Whatever floats your boat can be found out there somewhere. So long as every adult involved agrees to the activity, I say go for it. Get your kink on. Happy Valentines Weekend. 

Thursday, February 5, 2015

Somebody that I used to know

Breaking up creates stress and mess. Even the best reasons and calm decisions leave us feeling let down.

It's been over 20 years since the divorce from my ex husband became final. I know I made the right choice and yet I still feel some regret.

Once in a while I look up his name to see if there are any web pages where I can see what he might be doing with himself. I noticed a LinkedIn account. I avoided visiting it as I wanted my spying to be anonymous. I knew it would let him know that I'd viewed his profile. I didn't want to intrude.

Curiosity got the better of me and I clicked on the link. The gray haired bearded man who stared back took me by surprise. How could he age so starkly? Any second now, I expected a voice to boom from my speakers, "You kids get off my lawn!"

Yes, I'm going to be 51 years old in a couple of weeks. Old enough to be a grandmother. He's old enough to be a grandfather. I knew this, but didn't "feel" it until I saw his picture.

After a few days, another kind of curiosity took me to look at my eldest sister's Facebook profile. I wanted to see what she had to say about the death of our mother.

I unfriended her last summer, but she still posted all her posts so anyone can see them. I saw a photo of my mother that my other sister had posted on her Facebook page. I didn't even know that sister used Facebook.

In the depths of writing my book, I've been thinking a lot about family. It's slow painful work. Plus today is my sister Cokie's birthday. Because she posted the photo of my mother, I also looked at her profile.

She looked happy. Part of me hopes she is, another part feels a deep sense of... what do I call it? Rage? That's the word that first comes to mind.

I feel justified at being angry, well to some extent. My ex and my sisters all deeply betrayed me. In a sense, they did so in the same kind of letting down. My ex cheated on me and I feel my sisters chose my mother over me.

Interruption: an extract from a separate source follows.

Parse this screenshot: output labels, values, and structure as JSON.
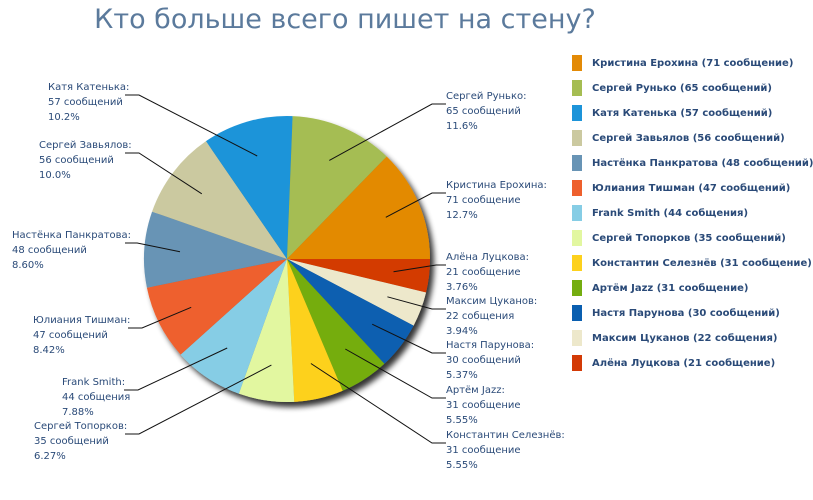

They all chose someone else, someone I feel not as "good" or "cool" as me. My friend my ex took up with had plenty of emotional problems. And I'm SURE my mother talked about any number of difficult topics.

These are the issues that I once believed caused the rifts between them and me. My ex told friends that it was "okay" for him to sleep with my friend because "my wife is frigid and crazy." My sisters constantly told me to "get over it" whenever I tried to resolve the past.

I do realize that what they say are the issues, often only touch one layer of the truth. Though that understanding often comes much later.

Why would those who use the word "love" decide to act in such disrespectful ways? I often wonder what about me makes me so unlovable. It's not a truth, plenty of people care about me, but I'm deeply confused that it doesn't seem to be those who are supposed to do it.

I keep trying to give up the fantasy of a family connection. It still hurts. I cling to the awareness that my dad loved me. And my amazing husband Murry treats me with amazing dignity and respect.

I'm trying to make that enough.

Happy Birthday Sister. I hope you are happy and do find peace.